Del Mar announced Aug. 1 that it will eliminate turf sprints and no longer conduct grass claiming races during the current meet as part of its response to a rash of injuries on the new course, which was installed this past winter.
There have been at least five breakdowns on the newly expanded turf layout during the first two weeks of the meet, which began July 17. The new grass course replaced one that was in place for 50 years,.
Four of the horses so far have been euthanized.
The changes, which will take effect immediately, were listed in a press release issued by the Del Mar Thoroughbred Club.
—No turf sprints will be conducted.
—No races for claiming horses will be written for the turf.
—Overall turf racing will be reduced by approximately one-third at the meet, allowing for additional aggressive maintenance, due to the provisions stated above.

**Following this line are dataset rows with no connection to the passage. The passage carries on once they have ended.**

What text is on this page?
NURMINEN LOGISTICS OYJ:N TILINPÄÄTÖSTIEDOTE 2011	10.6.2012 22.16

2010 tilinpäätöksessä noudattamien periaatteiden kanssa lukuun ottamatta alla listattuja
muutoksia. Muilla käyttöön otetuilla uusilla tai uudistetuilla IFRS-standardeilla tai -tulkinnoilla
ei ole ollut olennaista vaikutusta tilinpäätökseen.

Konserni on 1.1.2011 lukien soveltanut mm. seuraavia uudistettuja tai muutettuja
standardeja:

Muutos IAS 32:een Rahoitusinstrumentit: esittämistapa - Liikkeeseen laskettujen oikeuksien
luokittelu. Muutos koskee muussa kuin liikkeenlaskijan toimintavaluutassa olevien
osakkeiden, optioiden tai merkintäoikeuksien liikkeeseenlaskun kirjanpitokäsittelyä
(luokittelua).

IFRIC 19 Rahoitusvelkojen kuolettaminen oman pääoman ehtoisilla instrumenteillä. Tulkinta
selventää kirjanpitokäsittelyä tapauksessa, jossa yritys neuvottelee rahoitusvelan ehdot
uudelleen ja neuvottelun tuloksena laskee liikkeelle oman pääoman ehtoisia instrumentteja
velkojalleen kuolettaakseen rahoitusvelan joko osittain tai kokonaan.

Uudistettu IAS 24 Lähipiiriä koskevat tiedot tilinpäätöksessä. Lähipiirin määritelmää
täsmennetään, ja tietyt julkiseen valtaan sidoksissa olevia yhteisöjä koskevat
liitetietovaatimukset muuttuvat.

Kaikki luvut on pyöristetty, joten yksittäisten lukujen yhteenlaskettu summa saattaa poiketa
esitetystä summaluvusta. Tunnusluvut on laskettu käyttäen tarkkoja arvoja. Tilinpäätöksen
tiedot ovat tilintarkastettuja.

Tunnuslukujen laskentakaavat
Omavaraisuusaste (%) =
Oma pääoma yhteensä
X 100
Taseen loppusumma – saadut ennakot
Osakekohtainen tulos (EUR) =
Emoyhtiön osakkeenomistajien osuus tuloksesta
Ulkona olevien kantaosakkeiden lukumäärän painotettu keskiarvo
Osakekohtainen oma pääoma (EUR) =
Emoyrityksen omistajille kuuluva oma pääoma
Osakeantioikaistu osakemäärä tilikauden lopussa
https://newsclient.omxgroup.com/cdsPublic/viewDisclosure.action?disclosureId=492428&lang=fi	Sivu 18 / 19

—Renown surface expert Dr. Michael (Mick) Peterson has been enlisted as a track consultant.
—Pre-race inspections of all racehorses will be enhanced.
—All racing at Del Mar will be conducted on its Polytrack main track through Aug. 8; turf racing is scheduled to return Saturday, August 9.
"We are doing everything within our power to ensure a safe turf course," said Joe Harper, DMTC president and CEO. "Our riders and our trainers have told us that it is a safe course from the start and they continue to support us in that regard. Preparing to resume turf racing next week will allow our crews to perform additional safety measures."
Following a serious injury to a horse on the course July 31, Del Mar announced that it would not conduct any grass racing through the weekend of Aug. 1-3. During that time—and into the coming week—track crews will further aerate the course and include additional watering on it in an attempt to provide further softening to the surface.
Del Mar’s executive vice president for racing Tom Robbins said that the adjustments the track is making take all their earlier safety precautions yet another step ahead.
"Our turf sprints put extra stress on the course and by not running claiming horses on it we expect to be working with our very best horses," he said. "We’ll aggressively aerate more, water more and—with the goal of returning to grass racing next weekend—we’ll have the inner turf rail out to 24 feet, basically racing our horses over a fresh surface."
Del Mar has six different moves with its inner turf rail, going in six-foot increments from zero to 30 feet. During the meet it had raced with the inner rail at zero, six, and 18 feet.
DMTC officials noted that they had begun consultations with Peterson, the executive director of the Racing Surfaces Testing Laboratory, working in conjunction with the track’s turf superintendent Leif Dickinson.
"I am aware of the Del Mar turf course and all signs are that it is a safe one," noted Peterson. "The measurements and readings I’ve seen indicate they are well within proper parameters. I’ve worked with (Dickinson) in the past and have great confidence in his ability to do things the right way."
In addition, all racehorses entered to run will go through four different inspections by track and state veterinarians—first in the morning, then on three other occasions throughout the day—prior to racing in the afternoon.
Del Mar officials also say they will continue to work with the California Horse Racing Board safety stewards—in conjunction with their own safety steward—to be positive that all possible avenues have been explored in providing safety on the course.
Those same officials said they will continue full communication with the Thoroughbred Owners of California, the California Thoroughbred Trainers, and the Jockeys Guild.
Del Mar’s 36-day meeting is scheduled to run through Sept. 3.